Water transport will be used to help alleviate the nation's strained cargo routes as the chronic railway bottleneck continues this year.

Intensive harbour group constructions will be highlighted in coastal areas including the Yangtze River Delta, Pearl River Delta and Bohai Bay, an official from the Ministry of Communications said.

Under the ministry's plan, the handling capacity in the three major harbour groups will be doubled, reaching 3.5 billion tons each before 2010, said Ren Jianhua, vice-director of the ministry's planning department.

"These harbours will contribute a lot to alleviating the long delays in deliveries of coal, iron ore and oil," Ren said.

China's cargo transport became strained since last February.
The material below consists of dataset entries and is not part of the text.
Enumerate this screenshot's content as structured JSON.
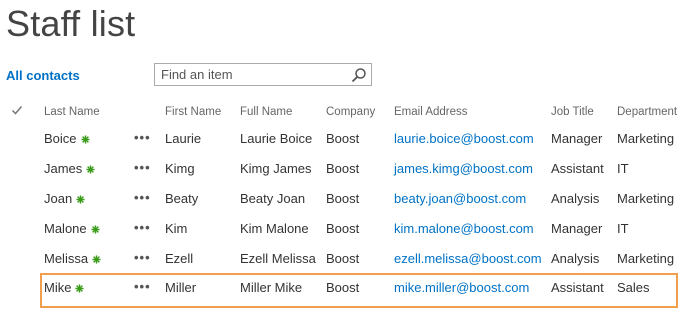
{
  "page": {
    "title": "Staff list",
    "view_label": "All contacts",
    "search_placeholder": "Find an item",
    "ellipsis": "•••"
  },
  "columns": {
    "last_name": "Last Name",
    "first_name": "First Name",
    "full_name": "Full Name",
    "company": "Company",
    "email": "Email Address",
    "job_title": "Job Title",
    "department": "Department"
  },
  "rows": [
    {
      "last_name": "Boice",
      "first_name": "Laurie",
      "full_name": "Laurie Boice",
      "company": "Boost",
      "email": "laurie.boice@boost.com",
      "job_title": "Manager",
      "department": "Marketing",
      "selected": false
    },
    {
      "last_name": "James",
      "first_name": "Kimg",
      "full_name": "Kimg James",
      "company": "Boost",
      "email": "james.kimg@boost.com",
      "job_title": "Assistant",
      "department": "IT",
      "selected": false
    },
    {
      "last_name": "Joan",
      "first_name": "Beaty",
      "full_name": "Beaty Joan",
      "company": "Boost",
      "email": "beaty.joan@boost.com",
      "job_title": "Analysis",
      "department": "Marketing",
      "selected": false
    },
    {
      "last_name": "Malone",
      "first_name": "Kim",
      "full_name": "Kim Malone",
      "company": "Boost",
      "email": "kim.malone@boost.com",
      "job_title": "Manager",
      "department": "IT",
      "selected": false
    },
    {
      "last_name": "Melissa",
      "first_name": "Ezell",
      "full_name": "Ezell Melissa",
      "company": "Boost",
      "email": "ezell.melissa@boost.com",
      "job_title": "Analysis",
      "department": "Marketing",
      "selected": false
    },
    {
      "last_name": "Mike",
      "first_name": "Miller",
      "full_name": "Miller Mike",
      "company": "Boost",
      "email": "mike.miller@boost.com",
      "job_title": "Assistant",
      "department": "Sales",
      "selected": true
    }
  ],
  "colors": {
    "link": "#0072c6",
    "selection_border": "#f29f4d",
    "new_icon": "#3a9a1a"
  }
}
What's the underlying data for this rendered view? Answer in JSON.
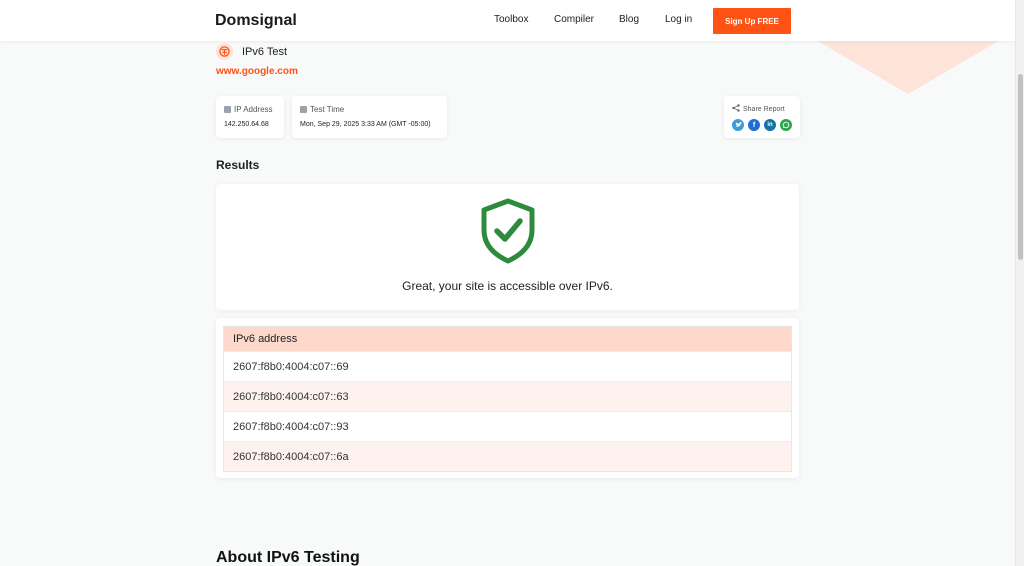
{
  "brand": {
    "logo_text": "Domsignal",
    "accent": "#ff5215"
  },
  "nav": {
    "links": [
      "Toolbox",
      "Compiler",
      "Blog",
      "Log in"
    ],
    "signup_label": "Sign Up FREE"
  },
  "test": {
    "title": "IPv6 Test",
    "site": "www.google.com"
  },
  "info": {
    "ip_label": "IP Address",
    "ip_value": "142.250.64.68",
    "time_label": "Test Time",
    "time_value": "Mon, Sep 29, 2025 3:33 AM (GMT -05:00)"
  },
  "share": {
    "label": "Share Report",
    "networks": [
      "twitter-icon",
      "facebook-icon",
      "linkedin-icon",
      "whatsapp-icon"
    ]
  },
  "results": {
    "heading": "Results",
    "message": "Great, your site is accessible over IPv6.",
    "status_icon": "shield-check-icon",
    "status_color": "#2e8b3e"
  },
  "ip_table": {
    "header": "IPv6 address",
    "rows": [
      "2607:f8b0:4004:c07::69",
      "2607:f8b0:4004:c07::63",
      "2607:f8b0:4004:c07::93",
      "2607:f8b0:4004:c07::6a"
    ]
  },
  "about": {
    "heading": "About IPv6 Testing"
  }
}
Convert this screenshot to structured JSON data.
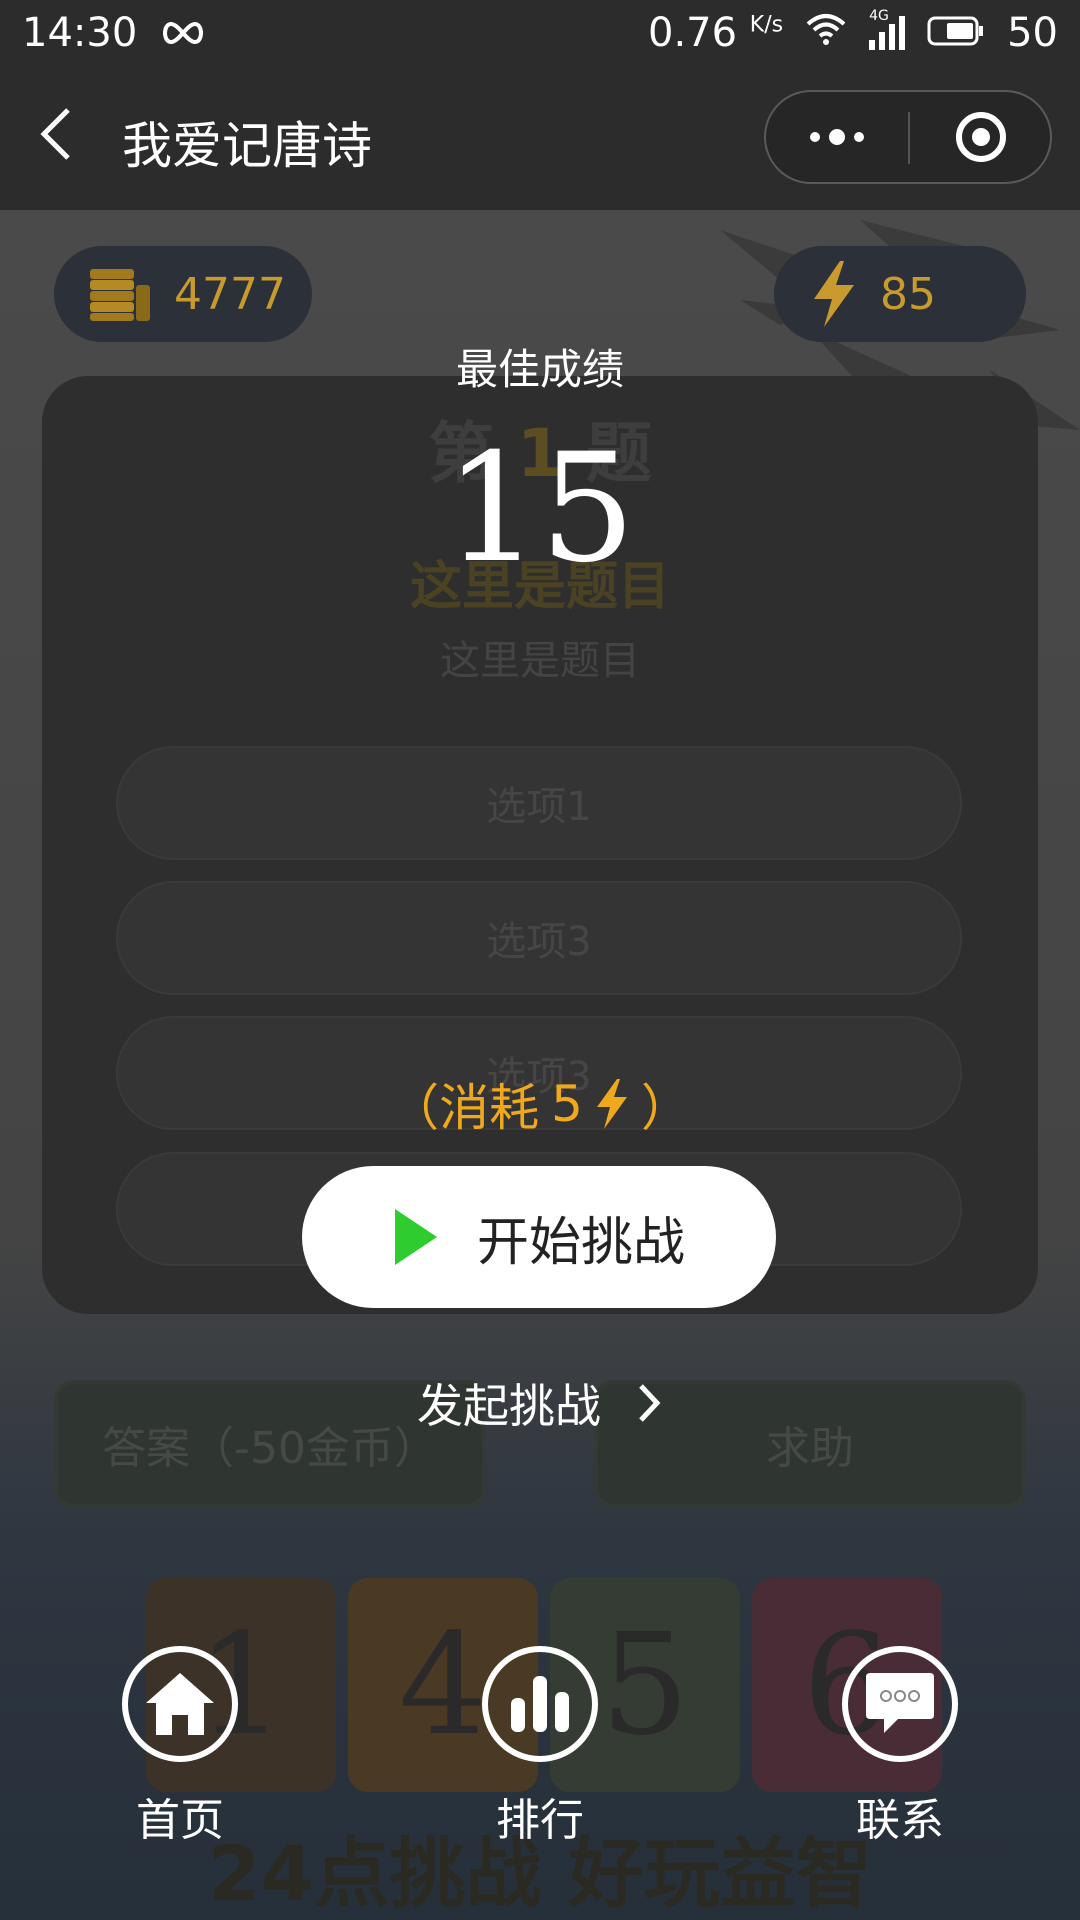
{
  "status_bar": {
    "time": "14:30",
    "speed": "0.76",
    "speed_unit": "K/s",
    "network": "4G",
    "battery": "50"
  },
  "nav": {
    "title": "我爱记唐诗"
  },
  "stats": {
    "coins": "4777",
    "energy": "85"
  },
  "question": {
    "number_prefix": "第",
    "number": "1",
    "number_suffix": "题",
    "title": "这里是题目",
    "subtitle": "这里是题目",
    "options": [
      "选项1",
      "选项3",
      "选项3",
      ""
    ]
  },
  "actions": {
    "answer": "答案（-50金币）",
    "help": "求助"
  },
  "tiles": [
    "1",
    "4",
    "5",
    "6"
  ],
  "game_caption": "24点挑战 好玩益智",
  "overlay": {
    "best_label": "最佳成绩",
    "best_score": "15",
    "cost_open": "（消耗",
    "cost_value": "5",
    "cost_close": "）",
    "start_label": "开始挑战",
    "launch_label": "发起挑战"
  },
  "tabs": [
    {
      "label": "首页",
      "icon": "home-icon"
    },
    {
      "label": "排行",
      "icon": "bar-chart-icon"
    },
    {
      "label": "联系",
      "icon": "message-icon"
    }
  ],
  "colors": {
    "accent": "#f0a81c",
    "play": "#2ecc2e",
    "coin": "#c99a2e"
  }
}
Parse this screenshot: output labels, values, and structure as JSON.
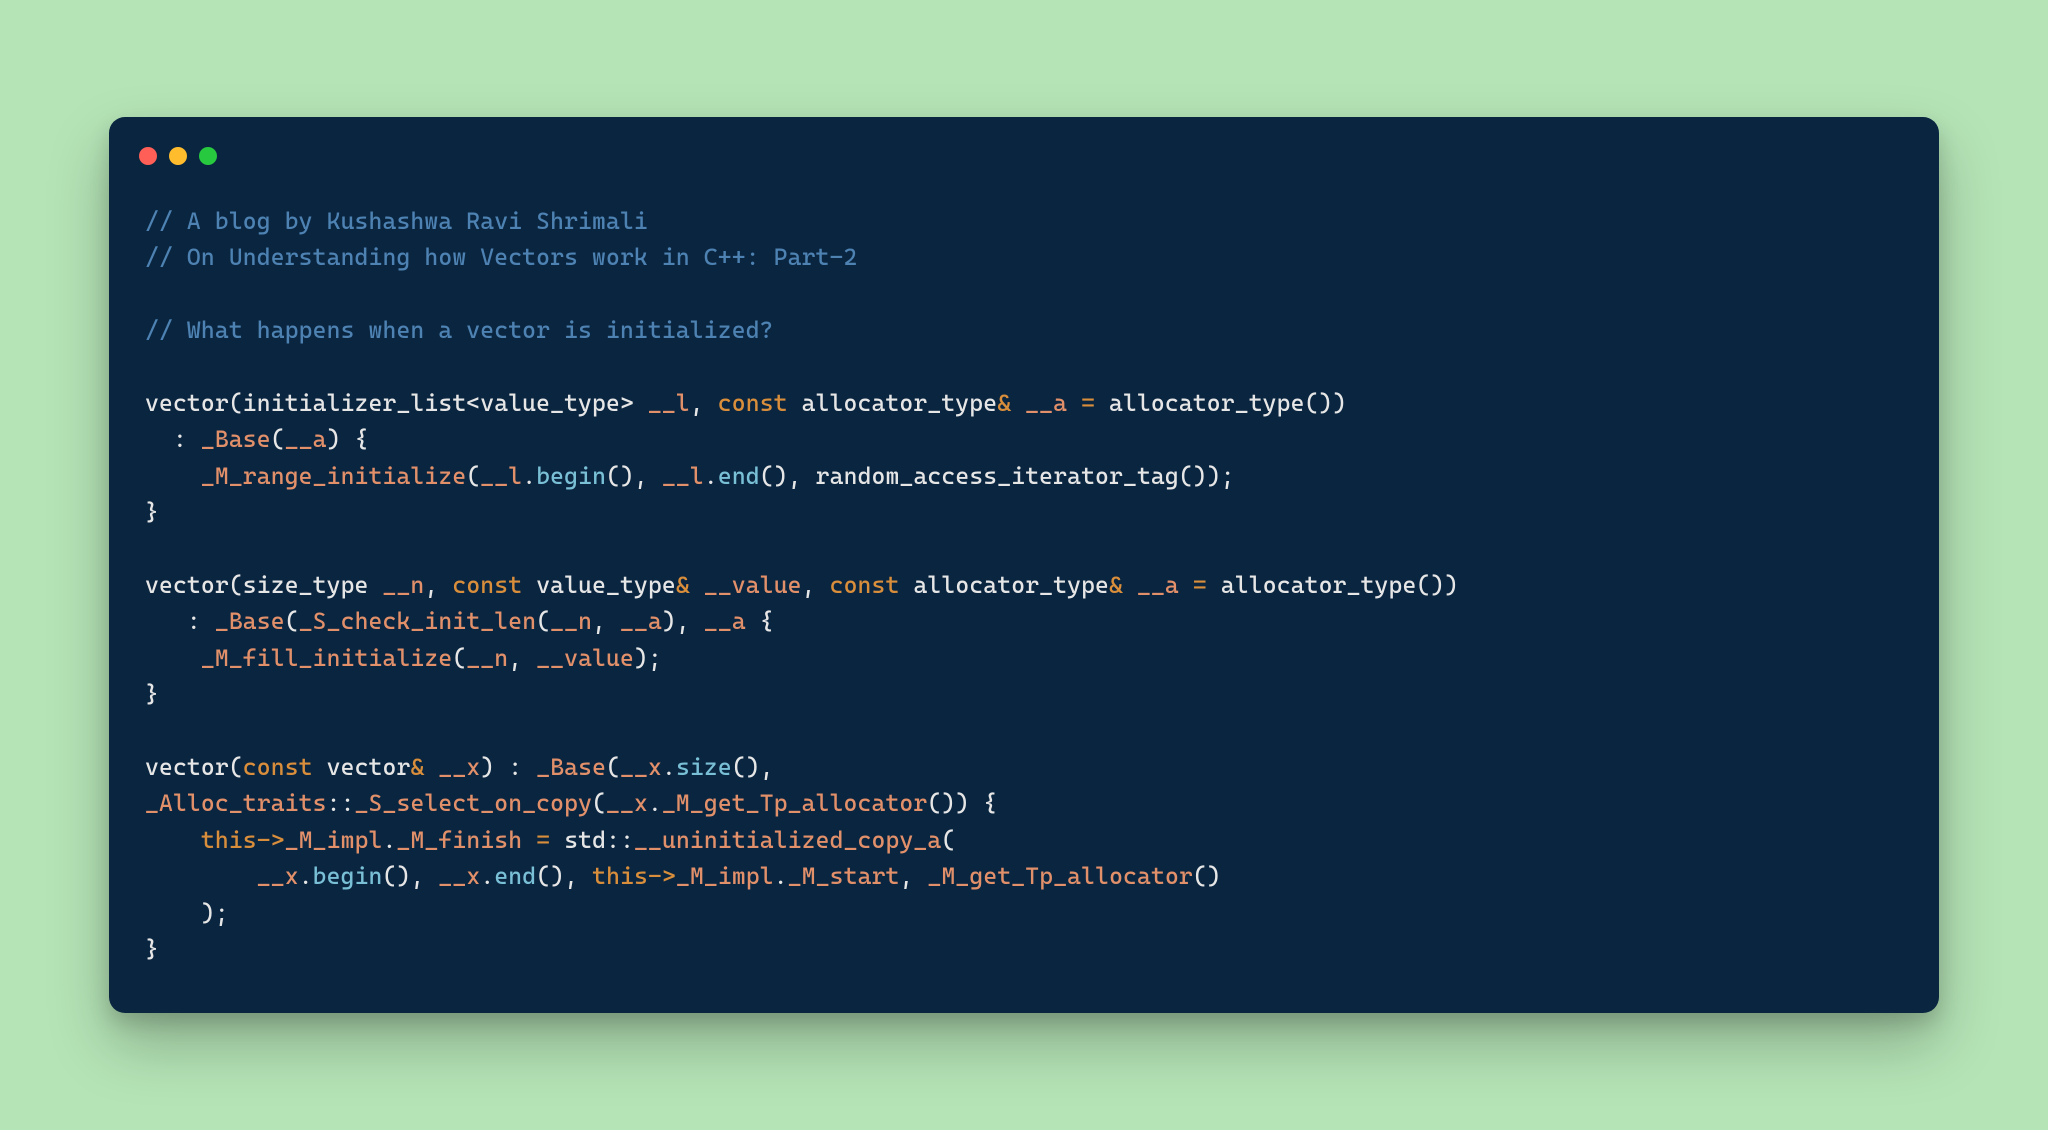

Despite overloading the railways with extra trains, rail capacity is still far short of demand.

In the first three quarters of last year, the daily demand for railroad cars surged to more than 100,000, but the existing rail network can only handle 35 per cent of this, says the Ministry of Railways.

During that period, the total number of cargo deliveries on railways amounted to 1.6-plus billion tons, up 9 per cent from the same period of 2003. Among them was 740 million tons of coal, an increase of 12.7 per cent over the previous year.

Because of transport difficulties, coal chiefly produced in Shanxi and Shaanxi provinces and the Inner Mongolia Autonomous Region in the nation's inland areas failed to reach power plants in coastal, eastern and southern areas, leading to massive power shortages last year.

The situation will continue this year even as the country's economic growth slows, experts estimate.

While adding road transport to the strained rail network, the nation's major cargo transport means, the Ministry of Communications is encouraging shipping companies to join in the effort to ensure the economy operates normally, said Xu Zuyuan, vice-minister of the ministry.

Xu spoke at the launching ceremony of a bulk cargo fleet of the China Ocean Shipping (Group) Company (COSCO), the nation's pioneer of the shipping industry, over the weekend.

The fleet, boasting 19 bulk vessels with each having 850,000 tons of handling capacity, will focus on transporting coal used for generating electricity.

The company will expand its fleet from the current 19 vessels to 50, with an annual handling capacity of 50 million tons within three years, COSCO President Wei Jiafu said.

The fleet will help break the potential bottleneck in the national economy in respect of cargo transport this year, Xu said.

According to estimates from the State Information Centre, this year will witness around 2 billion tons of cargo transport via water ways, up 6.4 per cent from last year.